The result is a softer cable structure with improved handling characteristics while preserving reliable electrical performance.

Secondary Optimization: Jacket Thickness Reduction

In addition to the shielding layer improvement, the outer jacket structure was also optimized.

The original jacket thickness of 0.02 mm was reduced to 0.017 mm.

This modification further enhanced the flexibility of the overall cable assembly.

The outer jacket plays several important roles in micro coaxial cable structures:

Mechanical protection

Insulation stability

Surface durability

Flex fatigue support

Environmental resistance

However, thicker jacket materials can also increase stiffness, especially in ultra-fine cable structures where every micron affects bending behavior.

Through careful material and process control, our engineering team successfully reduced the jacket thickness while maintaining stable extrusion quality and structural reliability.

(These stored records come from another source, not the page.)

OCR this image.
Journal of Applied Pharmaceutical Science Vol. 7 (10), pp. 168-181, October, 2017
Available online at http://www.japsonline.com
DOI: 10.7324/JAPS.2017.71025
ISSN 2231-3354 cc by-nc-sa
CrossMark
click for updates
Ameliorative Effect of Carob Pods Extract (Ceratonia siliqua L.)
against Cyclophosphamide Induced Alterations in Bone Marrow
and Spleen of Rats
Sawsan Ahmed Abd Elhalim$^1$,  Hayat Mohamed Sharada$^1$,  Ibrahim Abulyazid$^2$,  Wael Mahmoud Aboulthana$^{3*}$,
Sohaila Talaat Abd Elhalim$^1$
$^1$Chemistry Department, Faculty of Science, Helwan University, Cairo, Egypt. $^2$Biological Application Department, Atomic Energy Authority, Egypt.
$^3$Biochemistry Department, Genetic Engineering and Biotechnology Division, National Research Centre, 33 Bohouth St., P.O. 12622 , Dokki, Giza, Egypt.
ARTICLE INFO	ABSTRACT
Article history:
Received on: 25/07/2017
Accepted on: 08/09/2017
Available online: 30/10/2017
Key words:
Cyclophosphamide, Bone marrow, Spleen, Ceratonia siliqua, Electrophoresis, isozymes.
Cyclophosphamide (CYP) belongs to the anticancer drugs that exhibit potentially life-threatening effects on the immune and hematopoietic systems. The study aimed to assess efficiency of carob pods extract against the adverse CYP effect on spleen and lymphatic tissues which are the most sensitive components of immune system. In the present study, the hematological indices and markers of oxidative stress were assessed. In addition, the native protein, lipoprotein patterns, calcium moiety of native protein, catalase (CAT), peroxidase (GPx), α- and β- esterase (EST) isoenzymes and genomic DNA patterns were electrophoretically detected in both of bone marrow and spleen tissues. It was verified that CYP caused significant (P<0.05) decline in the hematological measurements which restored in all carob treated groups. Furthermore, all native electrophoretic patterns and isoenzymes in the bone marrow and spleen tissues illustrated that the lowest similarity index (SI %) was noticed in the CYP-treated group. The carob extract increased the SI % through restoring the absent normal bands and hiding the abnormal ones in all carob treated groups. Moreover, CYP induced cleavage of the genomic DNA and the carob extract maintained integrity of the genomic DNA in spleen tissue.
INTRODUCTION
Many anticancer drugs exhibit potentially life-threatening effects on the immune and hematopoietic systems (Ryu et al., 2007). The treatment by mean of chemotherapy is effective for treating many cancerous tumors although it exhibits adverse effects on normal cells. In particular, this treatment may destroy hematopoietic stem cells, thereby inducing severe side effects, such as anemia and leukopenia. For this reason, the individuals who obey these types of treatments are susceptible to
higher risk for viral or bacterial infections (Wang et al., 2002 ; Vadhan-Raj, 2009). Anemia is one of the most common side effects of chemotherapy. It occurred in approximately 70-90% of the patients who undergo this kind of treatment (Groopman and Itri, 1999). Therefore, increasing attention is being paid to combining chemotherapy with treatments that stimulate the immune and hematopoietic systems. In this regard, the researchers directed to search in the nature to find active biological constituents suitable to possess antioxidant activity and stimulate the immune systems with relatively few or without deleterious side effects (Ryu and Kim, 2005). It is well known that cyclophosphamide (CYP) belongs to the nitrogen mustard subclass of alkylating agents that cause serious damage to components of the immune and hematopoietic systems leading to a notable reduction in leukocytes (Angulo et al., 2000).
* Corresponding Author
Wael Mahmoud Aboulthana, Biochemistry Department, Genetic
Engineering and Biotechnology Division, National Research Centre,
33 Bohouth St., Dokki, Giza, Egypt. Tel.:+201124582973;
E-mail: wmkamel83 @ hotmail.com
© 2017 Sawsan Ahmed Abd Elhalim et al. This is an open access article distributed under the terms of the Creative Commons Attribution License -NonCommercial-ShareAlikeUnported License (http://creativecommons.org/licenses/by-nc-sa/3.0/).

After optimization, the cable demonstrated:

Improved softness

Better bending performance

Enhanced routing capability in confined spaces

Reduced rebound force after bending

More natural cable movement characteristics

These improvements are particularly beneficial for compact electronic devices requiring continuous motion or tight internal cable management.

Engineering Challenges Behind Ultra-Fine Cable Optimization

Optimizing ultra-fine coaxial cables is far more complex than simply reducing dimensions.

When conductor structures become extremely small, manufacturing tolerances become increasingly sensitive. Small inconsistencies can directly affect:

Signal stability

Cable concentricity

Shielding uniformity

Mechanical lifespan

Production yield

For this reason, every adjustment in shielding wire diameter and jacket thickness required repeated validation through internal testing and production verification.

Our engineering team evaluated multiple performance factors, including:

Dynamic bending performance

Flex cycle durability

Tensile behavior

Cable rebound characteristics

Assembly handling performance

Signal transmission consistency

The final optimized structure was selected only after balancing both electrical and mechanical requirements.

Applications Benefiting from Softer 46AWG Cable Structures

The optimized flexible 46AWG micro coaxial cable structure is especially suitable for applications requiring miniature size and repeated movement.

Typical applications include:

Medical ultrasound systems

Endoscopic imaging devices

Surgical robotic systems

Drone HD image transmission modules

AR/VR wearable devices

Precision industrial cameras

Compact display interconnect systems

Portable diagnostic equipment

In these environments, softer cable structures help reduce internal stress accumulation and improve long-term operational reliability.

For moving systems such as robotic arms or rotating modules, flexibility directly contributes to cable lifespan and motion consistency.

Continuous Engineering Improvement for High-Performance Interconnect Solutions

As electronic devices continue evolving toward miniaturization, higher integration density, and dynamic motion capability, cable assembly engineering must also advance beyond traditional design approaches.

At Hotten, we continuously focus on optimizing ultra-fine interconnect solutions through material engineering, structural refinement, and precision manufacturing processes.

This 46AWG flexibility optimization project demonstrates how even micron-level structural improvements can create meaningful performance advantages in real-world applications.

By refining shielding wire dimensions and jacket thickness, we successfully developed a softer, more flexible micro coaxial cable structure capable of meeting the growing demands of next-generation electronic and medical systems.

In high-performance interconnect engineering, sometimes the smallest changes deliver the biggest improvements.